The results of the power comparison should be interpreted with caution as they favor the IRT model, which is both data generating and one of the analysis models. However, the increased sensitivity of an IRT over a total ADAS-cog score model is in line with the findings of Balsis et al. (3) and an increase in power of similar magnitude when using a pharmacometric model instead of classical statistical analysis has been shown by Karlsson et al. (20). Furthermore, it should be noted that patient dropout in combination with common data imputation schemes, such as last observation carried forward, will further decrease the probability to detect a drug effect with the LS means analysis, but affect the pharmacometric analyses to a much lesser degree. From this perspective, the comparisons between pharmacometric and traditional analysis shown here could even be considered conservative. The potential savings in the number of individuals becomes even more appealing assuming an average per patient cost of $100 K to $150 K per patient enrolled in an 18 month disease modification trials (including imaging and bio-analytical costs).

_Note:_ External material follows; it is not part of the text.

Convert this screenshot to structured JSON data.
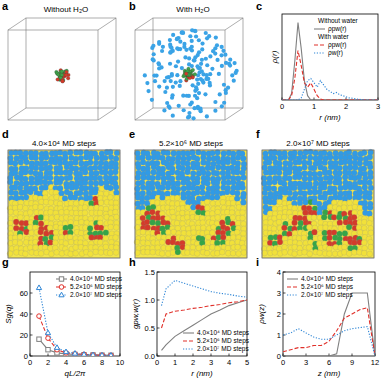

Unsatisfactory or unclear results in recent large drug development programs in mild to moderate AD patients, and an increasing focus on early treatment of AD have created a need for better ways to detect changes in cognition for patients early in the disease process. Often, this discussion is focused on defining a fixed sensitive test for the population to be studied. The need to define this test a priori is largely driven by the need to have an acceptable test for regulators, where the test characteristics have been well established, or for the need for comparison amongst trials or programs. Such an approach may fail to acknowledge the dynamic and continuous nature of cognitive ability. Even within a group of MCI patients there is tremendous variability in cognitive ability, and the most sensitive assessment might change markedly during the course of a 2–4 year early AD clinical trial (and the subsequent open label extension).

The framework presented in this work is based on a continuous and dynamic understanding of cognition, allows for the use of different existing instruments to assess cognition, and provides a method to choose the most sensitive among the available instruments to utilize the full information available in the assessment data. The IRT framework allows the large body of data from diverse sources and variants of the ADAS-cog already available to be fully utilized and mapped to cognitive disability, allowing operating characteristics of any item subsets to be known, in order to meet the regulatory rigors required for qualifying new assessment tools. It also allows present, emerging and future tests to be mapped and compared, to extend the concept of “a common cognitive assessment, using different instruments”. The methodology could easily be expanded to tests that are commonly used in practice that contain cognitive components, such as the mini mental state examination (MMSE), thus linking clinical practice and research measures into one continuous assessment of the patient. The basic concepts described in this work are also directly applicable to measures for other progressive diseases with a clinical endpoint utilizing aggregated scores such as Parkinson’s or rheumatoid arthritis.

Conclusion

ADAS-cog data can be more effectively and precisely analyzed by combining IRT and pharmacometric modeling. The joint framework permits the combination of assessment variants in a common analysis, the selection of informative test components in a quantitative manner, a closer description of clinical trial data, and, finally, a higher power for identification of drug effects compared to traditional methods. This improved utilization of ADAS-cog score data with IRT and pharmacometric models increases the value of this common assessment and facilitates the integration with novel cognitive outcome measures.